Personal information
- Full name: Owen McNally
- Date of birth: 20 June 1906
- Place of birth: Denny, Scotland
- Date of death: 1973 (aged 66–67)
- Place of death: Denny, Scotland
- Height: 5 ft 7 in (1.70 m)
- Position(s): Forward

Senior career*
- Years: Team / Apps / (Gls)
- Denny Hibernian
- 1926–1930: Celtic / 11 / (3)
- 1927–1928: → Arthurlie (loan) / 33 / (32)
- 1929: → Hamilton Academical (loan) / 10 / (7)
- 1930–1931: Bray Unknowns /  / (21)
- 1931–1932: Cardiff City / 6 / (0)
- 1932–1933: Bray Unknowns /  / (2)
- 1933: Norwich City / 0 / (0)
- 1933–1934: Lausanne
- 1934–1935: Stenhousemuir
- 1935: Sligo Rovers
- 1935–1936: Lisburn Distillery
- 1936–1937: Leicester City / 16 / (7)
- 1937–1938: Calais
- 1938–1939: Shamrock Rovers /  / (14)

= Owen McNally =

Scottish footballer

Owen McNally (20 June 1906 – 1973) was a Scottish professional footballer who played as a forward. He began his senior career with Celtic but his first team opportunities were restricted by Jimmy McGrory. After loans spells with Arthurlie and Hamilton Academical, he left the club and embarked on a nomadic playing career that included spells in Ireland, Switzerland and the English Football League.

==Career==
After playing for junior side Denny Hibernian, McNally joined Celtic and made his professional debut on 9 April 1927 in a 3–3 draw with Dundee United. At the start of the following season, he was loaned to Scottish Second Division side Arthurlie. On 1 October 1927, he scored eight goals in a single match during a 10–0 victory over Armadale, the joint record for the most goals scored by a single player in a Scottish Football League match. After a prolific season with Arthurlie, he returned to Celtic for the 1927–28 season. He scored his first goal for the club against Hamilton Academical but made only two appearances during the season as he struggled to displace Jimmy McGrory from the first team. After a further season behind McGrory and a loan spell with Hamilton, he decided to move on, signing for Irish side Bray Unknowns. In the 1930–31 season, he finished as the club's top goalscorer with 21 league goals as they finished eighth.

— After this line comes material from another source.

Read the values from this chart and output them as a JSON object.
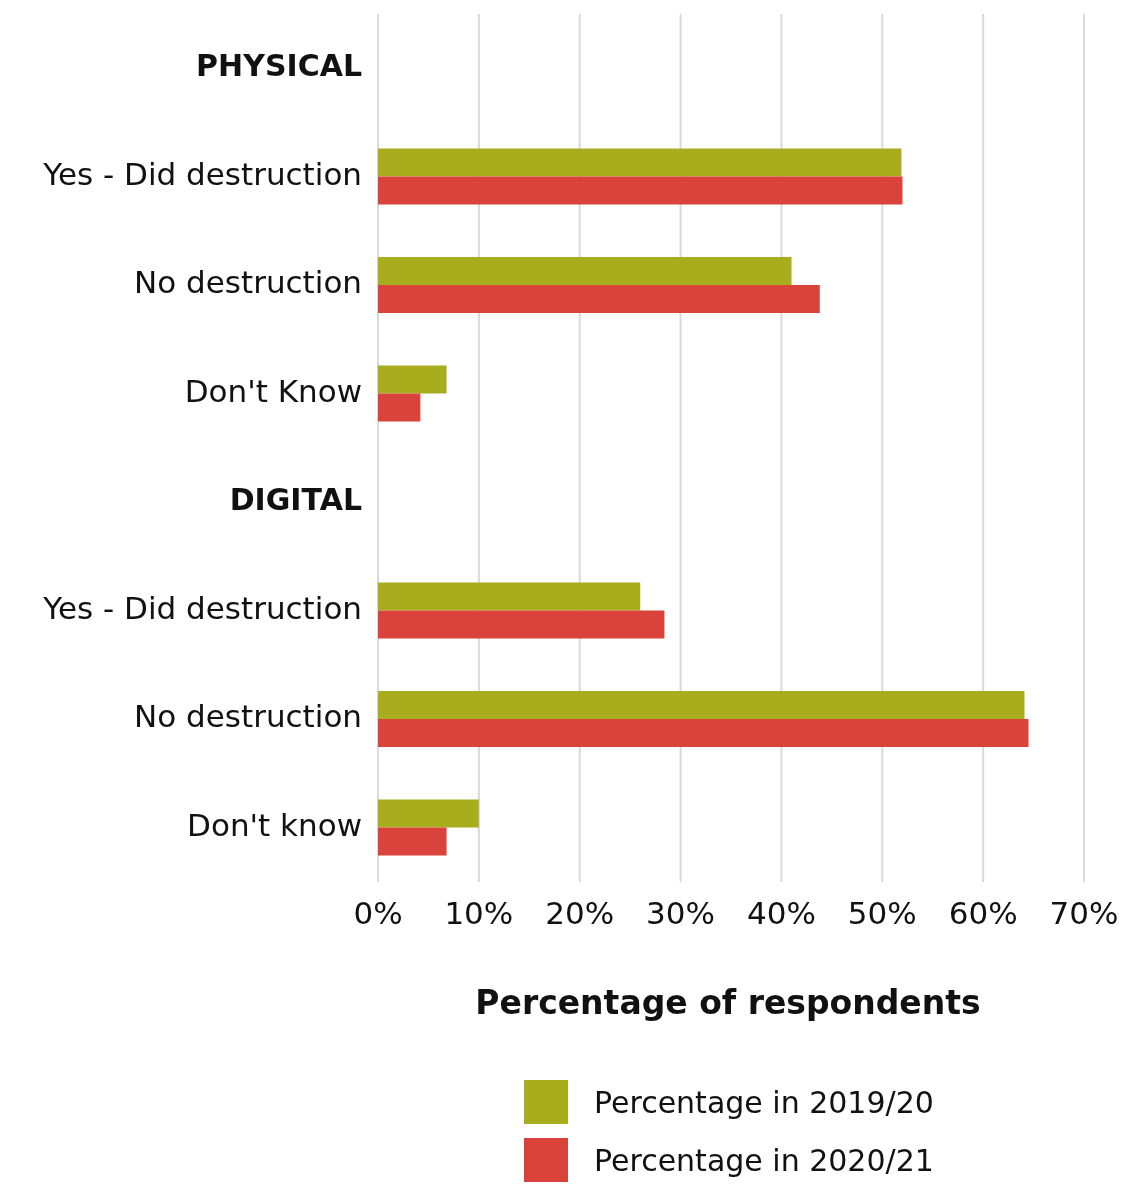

In 1931, he signed for Cardiff City; however, after playing in five consecutive matches without scoring at the start of the 1930–31 season, he was replaced by Albert Keating. He made one further appearance before returning to Bray Unknowns soon after. He returned to the Football League in 1933 for a brief spell with Norwich City but was unable to break into the first team. He later played for Swiss side Lausanne, Stenhousemuir, Sligo Rovers and Lisburn Distillery.

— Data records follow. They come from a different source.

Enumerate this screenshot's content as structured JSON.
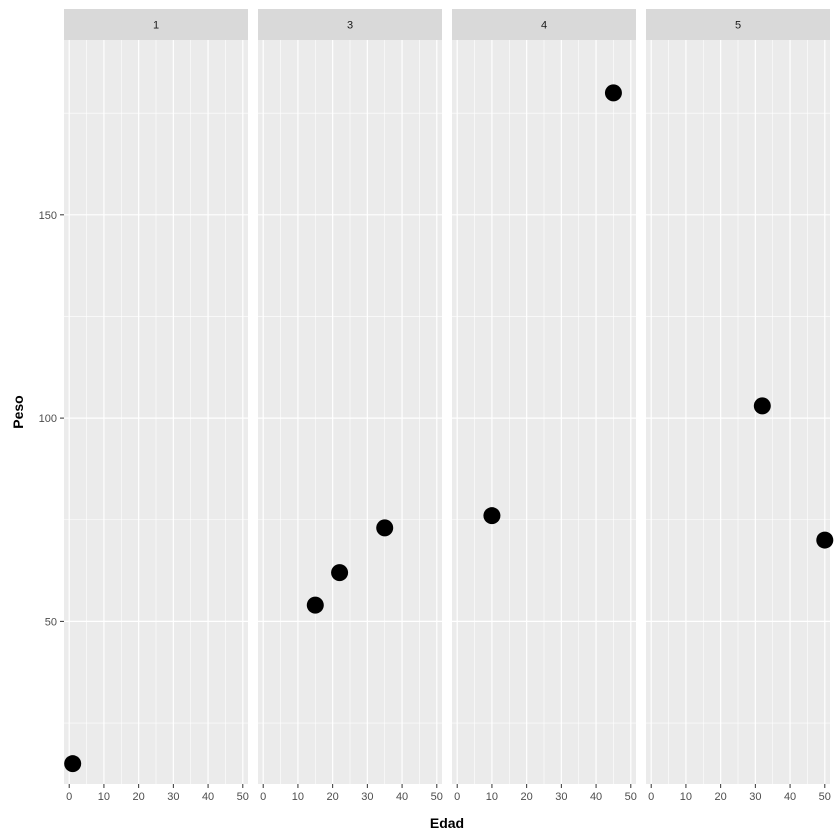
{
  "chart_data": {
    "type": "scatter",
    "facet": true,
    "xlabel": "Edad",
    "ylabel": "Peso",
    "xlim": [
      -1.5,
      51.5
    ],
    "ylim": [
      10,
      193
    ],
    "x_ticks": [
      0,
      10,
      20,
      30,
      40,
      50
    ],
    "x_tick_labels": [
      "0",
      "10",
      "20",
      "30",
      "40",
      "50"
    ],
    "y_ticks": [
      50,
      100,
      150
    ],
    "y_tick_labels": [
      "50",
      "100",
      "150"
    ],
    "grid": true,
    "colors": {
      "panel_bg": "#ebebeb",
      "strip_bg": "#d9d9d9",
      "grid": "#ffffff",
      "point": "#000000"
    },
    "panels": [
      {
        "label": "1",
        "points": [
          {
            "x": 1,
            "y": 15
          }
        ]
      },
      {
        "label": "3",
        "points": [
          {
            "x": 15,
            "y": 54
          },
          {
            "x": 22,
            "y": 62
          },
          {
            "x": 35,
            "y": 73
          }
        ]
      },
      {
        "label": "4",
        "points": [
          {
            "x": 10,
            "y": 76
          },
          {
            "x": 45,
            "y": 180
          }
        ]
      },
      {
        "label": "5",
        "points": [
          {
            "x": 32,
            "y": 103
          },
          {
            "x": 50,
            "y": 70
          }
        ]
      }
    ]
  }
}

In January 1936, he joined Football League Second Division side Leicester City for a fee of £1000. He made his debut for the club on 30 January 1936 in a 1–1 draw with Nottingham Forest and went on to score seven goals in sixteen league appearances. He eventually lost his place in the side to Jack Bowers and left to join French side Calais before finishing his career with Shamrock Rovers. He finished the 1939–40 season as Rovers' top goalscorer with fourteen league goals as they finished as winners of the League of Ireland.